Un libro inchiesta sulla legge 194 del 1978, la norma che ha reso legale l’aborto in Italia, realizzata utilizzando una richiesta di accesso civico generalizzato. Uno strumento che consente a chiunque di ottenere i dati in possesso della pubblica amministrazione. Per realizzarlo, le autrici hanno inviato un’istanza a tutte le aziende sanitarie e ospedaliere d’Italia, chiedendo appunto i dati sull’applicazione della norma. Un metodo analogo a quello utilizzato da Wired per realizzare l’inchiesta dedicata ai immunizzazioni dell’età pediatrica.
Anche in questo caso, il punto di partenza è la scarsa qualità dei dati messi a disposizione dal ministero della Salute. “Oggi vengono pubblicati dei pdf – spiega a Wired Montegiove – che dovrebbero essere disponibili entro febbraio, ma non sempre è così: lo scorso anno arrivarono a settembre, nel 2022 siamo a giugno e ancora non ci sono”. Questione dirimente per una procedura che, salvo rischi per la salute della madre, deve essere condotta entro i 90 giorni dal concepimento. “Il fattore tempo è decisivo”, dice Montegiove.
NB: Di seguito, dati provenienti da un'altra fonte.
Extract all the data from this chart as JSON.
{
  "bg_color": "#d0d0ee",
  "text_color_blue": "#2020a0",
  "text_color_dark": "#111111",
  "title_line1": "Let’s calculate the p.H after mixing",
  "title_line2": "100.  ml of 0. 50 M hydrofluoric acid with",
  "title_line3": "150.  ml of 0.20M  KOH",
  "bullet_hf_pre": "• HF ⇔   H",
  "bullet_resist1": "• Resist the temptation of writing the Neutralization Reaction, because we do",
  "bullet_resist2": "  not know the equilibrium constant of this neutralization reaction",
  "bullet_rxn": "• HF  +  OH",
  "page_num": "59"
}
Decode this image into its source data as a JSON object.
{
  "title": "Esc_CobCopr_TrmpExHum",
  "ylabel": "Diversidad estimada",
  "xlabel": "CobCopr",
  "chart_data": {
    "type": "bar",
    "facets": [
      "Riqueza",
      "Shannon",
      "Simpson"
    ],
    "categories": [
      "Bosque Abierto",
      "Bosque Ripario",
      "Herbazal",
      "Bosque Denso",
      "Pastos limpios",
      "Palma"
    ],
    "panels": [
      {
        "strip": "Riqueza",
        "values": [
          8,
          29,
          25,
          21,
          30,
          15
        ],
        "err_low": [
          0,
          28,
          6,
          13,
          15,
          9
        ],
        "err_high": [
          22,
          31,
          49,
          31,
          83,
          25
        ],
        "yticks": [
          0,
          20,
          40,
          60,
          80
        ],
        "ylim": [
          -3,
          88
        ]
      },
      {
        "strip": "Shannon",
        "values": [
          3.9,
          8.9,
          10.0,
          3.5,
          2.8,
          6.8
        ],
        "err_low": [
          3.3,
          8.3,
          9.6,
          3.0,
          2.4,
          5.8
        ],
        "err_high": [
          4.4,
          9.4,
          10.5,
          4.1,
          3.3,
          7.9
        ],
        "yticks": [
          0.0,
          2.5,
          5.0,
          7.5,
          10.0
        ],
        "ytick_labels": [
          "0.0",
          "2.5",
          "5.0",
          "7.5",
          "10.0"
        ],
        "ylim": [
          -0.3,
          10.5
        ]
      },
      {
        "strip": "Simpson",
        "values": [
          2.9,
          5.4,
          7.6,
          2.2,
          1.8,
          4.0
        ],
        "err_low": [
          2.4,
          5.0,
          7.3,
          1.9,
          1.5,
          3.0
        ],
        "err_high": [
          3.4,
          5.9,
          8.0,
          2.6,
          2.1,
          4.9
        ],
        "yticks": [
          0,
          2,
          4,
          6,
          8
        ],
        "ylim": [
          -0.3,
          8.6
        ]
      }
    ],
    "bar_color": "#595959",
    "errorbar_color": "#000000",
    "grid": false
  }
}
Non è tutto. Una delle due autrici spiega anche che “non ci sono dati sui tempi di attesa, perché le Igv vengono ricomprese nel totale delle visite ginecologiche, quindi non sappiamo quanto si debba attendere”. Quei pochi dati che vengono forniti, oltre a non essere aperti sono anche aggregati. Nel senso che “sappiamo quanti aborti siano eseguiti su base regionale, ma non nelle singole strutture, dato che consentirebbe di valutare il carico di lavoro di ciascun ginecologo”, aggiunge Montegiove.
Il risultato è che “il ministero dice che il 67% dei medici sono obiettori, che questo dato è in calo e che mediamente non si rivelano criticità rispetto ai carichi di lavoro”. La parola chiave, è ovvio, è mediamente. Sì, perché l’indagine di Lalli e Montegiove ha permesso di determinare che in Italia esistono 74 strutture ospedaliere dove la percentuale di obiettori supera l’80%. In 26 si arriva al 100%, il che significa che nonostante l’aborto sia garantito dalla legge in queste strutture non viene effettuato. Wired le ha rappresentate su questa mappa.
Problemi a reperire i dati
È appunto in queste strutture, spiega Montegiove, che “emergono le criticità” rispetto all’applicazione della legge 194. “Una donna che dovesse avere la sfortuna di non scegliere la struttura giusta, magari già avanti nella gravidanza, vede allungarsi i tempi e soprattutto vede un servizio che non le viene garantito”, dice. Dati aperti e aggiornati, invece, permetterebbero di rivolgersi direttamente a quelle strutture che invece si fanno carico delle Ivg.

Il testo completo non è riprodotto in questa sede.